Chiesa mobilitata per i terremotati

Martedì 30 Agosto 2016 di La raccolta di fondi scatterà fin da domenica prossima Don Corgnali: la memoria di allora si fa rinnovato impegno
«Risorse per costruire il futuro, perché non ci si deve autoripiegare. E la speranza non si perde se si comincia a progettare. Dalle macerie si esce con la testa».
Avranno questa finalità i fondi che l'arcidiocesi di Udine comincerà a raccogliere a favore delle popolazioni terremotate dell'Italia centrale già sabato sera in duomo a Udine, anticipando la colletta nazionale che la Chiesa italiana ha promosso per il 18 settembre. L'occasione sarà a suo modo straordinaria, quasi un ponte tra terremotati.
Alle 21 in cattedrale debutterà «Dì speranza», lo spettacolo teatrale/musicale che l'Arcidiocesi di Udine ha ideato per fare memoria del quarantesimo dal sisma che distrusse il Friuli.
È prodotto dal Css Teatro stabile di innovazione Fvg, presieduto da Alberto Bevilacqua, ed è sostenuto dalla Regione. Ha musiche originali di Renato Miani, la partecipazione di Elsa Martin come voce solista e di Giuseppe Bevilacqua come voce recitante. Mette in dialogo artistico la cronaca testimoniale del 6 maggio con due testi di monsignor Duilio Corgnali, allora giovane sacerdote tra gli animatori del coordinamento delle tendopoli e curatore nel 1977 del volume «Un popolo tra le macerie», i Salmi in lingua friulana e il testo poetico id Charles Péguy. Si replica il 10 settembre a Tolmezzo e il 24 settembre a Gemona. «Sembra terribile da dire ora, ma il post terremoto è il periodo più duro, lì bisognerà che siano forti ed essere aiutati ad esserlo».
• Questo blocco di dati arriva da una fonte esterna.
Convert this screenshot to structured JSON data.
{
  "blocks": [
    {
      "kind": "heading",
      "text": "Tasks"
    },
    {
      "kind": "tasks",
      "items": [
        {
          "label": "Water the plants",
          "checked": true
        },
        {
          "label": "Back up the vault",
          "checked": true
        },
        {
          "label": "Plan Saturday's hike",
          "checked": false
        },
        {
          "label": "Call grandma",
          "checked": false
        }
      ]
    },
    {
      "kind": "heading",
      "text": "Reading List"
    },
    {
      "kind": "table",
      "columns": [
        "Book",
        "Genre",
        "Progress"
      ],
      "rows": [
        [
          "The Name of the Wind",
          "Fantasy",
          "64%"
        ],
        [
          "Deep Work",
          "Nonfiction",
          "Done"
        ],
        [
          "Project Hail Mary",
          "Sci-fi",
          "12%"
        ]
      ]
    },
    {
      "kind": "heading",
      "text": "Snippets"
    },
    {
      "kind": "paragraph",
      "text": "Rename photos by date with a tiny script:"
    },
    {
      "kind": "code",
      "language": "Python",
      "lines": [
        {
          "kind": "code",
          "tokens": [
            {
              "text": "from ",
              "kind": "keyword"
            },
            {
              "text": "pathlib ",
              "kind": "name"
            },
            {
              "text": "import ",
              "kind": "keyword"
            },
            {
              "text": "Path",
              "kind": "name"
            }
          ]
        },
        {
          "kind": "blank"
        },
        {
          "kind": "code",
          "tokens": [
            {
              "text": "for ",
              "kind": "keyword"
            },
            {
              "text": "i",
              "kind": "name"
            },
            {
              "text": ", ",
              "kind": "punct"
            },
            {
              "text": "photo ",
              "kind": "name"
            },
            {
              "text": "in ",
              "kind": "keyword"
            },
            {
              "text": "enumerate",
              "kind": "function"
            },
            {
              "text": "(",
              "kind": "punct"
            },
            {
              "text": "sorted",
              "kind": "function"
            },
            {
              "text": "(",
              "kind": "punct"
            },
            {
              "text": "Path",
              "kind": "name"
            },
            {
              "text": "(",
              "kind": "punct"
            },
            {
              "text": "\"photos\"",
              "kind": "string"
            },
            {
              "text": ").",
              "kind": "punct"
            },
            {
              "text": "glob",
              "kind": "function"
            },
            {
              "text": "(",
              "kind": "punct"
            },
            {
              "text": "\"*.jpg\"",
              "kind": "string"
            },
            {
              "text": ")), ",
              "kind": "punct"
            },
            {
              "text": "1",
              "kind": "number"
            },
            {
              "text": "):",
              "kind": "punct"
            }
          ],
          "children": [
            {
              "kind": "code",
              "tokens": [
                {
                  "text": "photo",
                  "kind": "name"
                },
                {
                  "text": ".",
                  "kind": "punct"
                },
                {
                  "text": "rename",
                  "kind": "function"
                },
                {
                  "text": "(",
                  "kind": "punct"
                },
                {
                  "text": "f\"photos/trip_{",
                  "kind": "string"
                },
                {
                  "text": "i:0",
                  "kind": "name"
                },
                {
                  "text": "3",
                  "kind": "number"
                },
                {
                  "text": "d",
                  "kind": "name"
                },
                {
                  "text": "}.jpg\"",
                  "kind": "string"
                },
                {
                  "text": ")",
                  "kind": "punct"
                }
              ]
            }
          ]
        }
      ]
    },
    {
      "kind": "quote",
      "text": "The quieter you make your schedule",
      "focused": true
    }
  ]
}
Con certezza data dall'esperienza vissuta in prima persona, monsignor Corgnali ieri ha pensato così alla gente di Amatrice e degli altri paesi colpiti dal sisma cui andranno i fondi che la Chiesa friulana comincerà a raccogliere. «Mi è piaciuto sentir dire quelle comunità che vogliono ricostruire dov'era e com'era, è un buon inizio», prosegue. «Ma dovranno impedire che altri progettino sulla loro testa, anche se questo vorrà dire sostenere lotte, come è stato in Friuli». Non è stata semplice, «ma tutto è accaduto nel primo anno, che è il più duro», ha sottolineato ricordando i suoi 8 mesi di tenda, un pò di roulotte e poi la baracca.
Per i friulani, 40 anni dopo attraverso l'arte l'obiettivo è «trasmettere la memoria ai giovani, che non vuole dire retorica, ma rivendicare le ragioni profonde che hanno consentito di rinascere da quella tragedia» e Corgnali le sostanzia in alcuni principi: «Non ripiegarsi sulle proprie disgrazie, senso di responsabilità, carattere comunitario della vita friulana - le tendopoli si fecero borgo per borgo - e, al fondo, la fede che alimenta questi valori».